A construção de uma coligação das oposições é (seria) um elemento importante na vida democrática de Moçambique: para quem a observa, o objectivo não é de esperar que o partido de governo seja derrubado. Pelo contrário, o que se quer é que Moçambique se torne uma democracia “normal” como muitas outras no continente africano: mesmo na lusofonia, basta ver os exemplos dos três países mais pequenos, Cabo Verde, Guiné-Bissau e São Tomé e Príncipe, para perceber que, apesar das enormes dificuldades que sobretudo os últimos dois enfrentam em termos económicos, eles conseguiram criar uma dinâmica de alternância no poder, sem que isso constitua razão para desespero, conflitos ou até guerras. Esta situação representa a normalidade, e assim é que deveria ser mesmo em Moçambique: pensar que seja normal a Frelimo, um dia, deixar o poder, assim como normal podia ser, outro dia, que a Frelimo retome este poder perdido em favor de outras formações políticas, dependendo de processos eleitorais transparentes e justos.

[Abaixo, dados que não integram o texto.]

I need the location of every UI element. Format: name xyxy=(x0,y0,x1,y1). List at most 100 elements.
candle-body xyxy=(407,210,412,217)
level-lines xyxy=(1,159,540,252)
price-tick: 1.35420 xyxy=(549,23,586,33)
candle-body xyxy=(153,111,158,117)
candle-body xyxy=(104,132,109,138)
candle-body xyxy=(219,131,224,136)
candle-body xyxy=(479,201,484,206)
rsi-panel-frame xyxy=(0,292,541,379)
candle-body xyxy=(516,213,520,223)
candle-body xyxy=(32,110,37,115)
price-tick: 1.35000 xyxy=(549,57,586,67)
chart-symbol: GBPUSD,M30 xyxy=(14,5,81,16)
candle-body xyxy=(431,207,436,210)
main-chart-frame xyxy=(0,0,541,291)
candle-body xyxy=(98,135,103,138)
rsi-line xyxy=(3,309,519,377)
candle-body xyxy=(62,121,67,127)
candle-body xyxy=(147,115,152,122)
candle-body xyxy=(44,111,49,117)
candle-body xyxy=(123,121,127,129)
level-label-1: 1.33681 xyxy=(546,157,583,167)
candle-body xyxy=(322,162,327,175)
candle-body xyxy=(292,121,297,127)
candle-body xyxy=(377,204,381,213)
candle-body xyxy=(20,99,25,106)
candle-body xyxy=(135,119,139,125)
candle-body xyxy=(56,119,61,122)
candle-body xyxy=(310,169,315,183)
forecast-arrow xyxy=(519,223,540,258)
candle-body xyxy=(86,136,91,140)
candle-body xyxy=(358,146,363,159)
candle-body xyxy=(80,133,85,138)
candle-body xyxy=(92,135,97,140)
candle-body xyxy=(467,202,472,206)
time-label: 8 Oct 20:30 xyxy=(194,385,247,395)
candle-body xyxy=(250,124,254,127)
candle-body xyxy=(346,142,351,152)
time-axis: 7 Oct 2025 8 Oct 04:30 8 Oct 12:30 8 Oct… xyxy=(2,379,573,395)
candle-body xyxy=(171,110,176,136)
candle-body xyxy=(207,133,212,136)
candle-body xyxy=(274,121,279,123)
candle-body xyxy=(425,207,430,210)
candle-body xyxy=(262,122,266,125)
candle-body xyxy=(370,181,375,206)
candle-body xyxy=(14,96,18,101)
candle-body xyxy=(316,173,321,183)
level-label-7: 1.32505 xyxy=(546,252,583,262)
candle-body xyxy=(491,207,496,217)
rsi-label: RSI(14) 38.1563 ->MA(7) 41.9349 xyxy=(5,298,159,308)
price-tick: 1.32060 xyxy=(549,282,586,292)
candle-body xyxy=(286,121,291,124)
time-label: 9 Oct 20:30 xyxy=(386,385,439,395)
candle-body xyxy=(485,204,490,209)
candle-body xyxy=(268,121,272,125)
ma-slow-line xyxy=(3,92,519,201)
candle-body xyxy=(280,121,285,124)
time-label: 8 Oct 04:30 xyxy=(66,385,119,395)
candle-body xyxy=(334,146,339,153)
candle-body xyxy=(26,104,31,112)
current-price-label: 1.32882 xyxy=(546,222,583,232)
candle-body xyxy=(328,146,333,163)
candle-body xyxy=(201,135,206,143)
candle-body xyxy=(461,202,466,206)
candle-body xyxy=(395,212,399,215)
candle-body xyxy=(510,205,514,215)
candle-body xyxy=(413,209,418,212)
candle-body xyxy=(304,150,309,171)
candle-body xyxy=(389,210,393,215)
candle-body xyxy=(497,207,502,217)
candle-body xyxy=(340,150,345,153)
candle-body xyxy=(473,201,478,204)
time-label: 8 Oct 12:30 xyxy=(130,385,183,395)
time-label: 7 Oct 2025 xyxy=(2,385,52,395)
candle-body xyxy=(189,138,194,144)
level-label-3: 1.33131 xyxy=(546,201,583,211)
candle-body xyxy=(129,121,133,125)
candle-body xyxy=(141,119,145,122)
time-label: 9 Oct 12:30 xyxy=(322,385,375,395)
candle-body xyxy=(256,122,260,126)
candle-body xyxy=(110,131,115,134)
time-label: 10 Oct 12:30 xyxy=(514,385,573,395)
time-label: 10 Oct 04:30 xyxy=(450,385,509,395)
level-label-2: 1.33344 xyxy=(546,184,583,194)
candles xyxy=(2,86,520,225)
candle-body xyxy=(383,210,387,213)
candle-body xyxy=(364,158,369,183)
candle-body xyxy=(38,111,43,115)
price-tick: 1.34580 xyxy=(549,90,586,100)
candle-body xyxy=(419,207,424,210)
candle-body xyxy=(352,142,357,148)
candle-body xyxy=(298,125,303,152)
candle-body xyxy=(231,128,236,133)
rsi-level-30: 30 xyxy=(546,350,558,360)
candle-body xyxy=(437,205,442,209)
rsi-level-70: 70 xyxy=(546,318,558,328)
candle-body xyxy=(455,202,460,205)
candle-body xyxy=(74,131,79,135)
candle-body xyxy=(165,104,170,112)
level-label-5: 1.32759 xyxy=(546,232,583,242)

Entretanto, chegar a um país “normal” é, em Moçambique, tarefa árdua, por razões que podem ser aqui omitidas. E um país normal precisa de partidos de oposição “normais”. Não é normal, por exemplo, que não exista uma actividade digna de nota dentro da Assembleia da República, em termos de propostas de leis por parte da oposição. Óbvio, tais desenhos legislativos seriam, geralmente, destinados a serem reprovados, pois os números estão do lado da Frelimo; entretanto, na vida democrática é preciso experimentar todas as oportunidades que a Constituição e a lei permitem. E a apresentação de propostas de leis junto ao parlamento é provavelmente a principal destas oportunidades. Os discursos brilhantes de um Venâncio Mondlane, de uma Ivone Soares, de um Elias Dhlakama não representam iniciativas políticas do partido Renamo, mas sim de indivíduos com cabedal político significativo, que jogam uma partida a sós… O que falta é o director de orquestra, ou seja, o partido como – diria Gramsci – intelectual colectivo – e, ainda mais, suas lideranças. O facto de as oposições terem aprovado a lei da TSU, por exemplo, representa uma grave falha na vida parlamentar moçambicana…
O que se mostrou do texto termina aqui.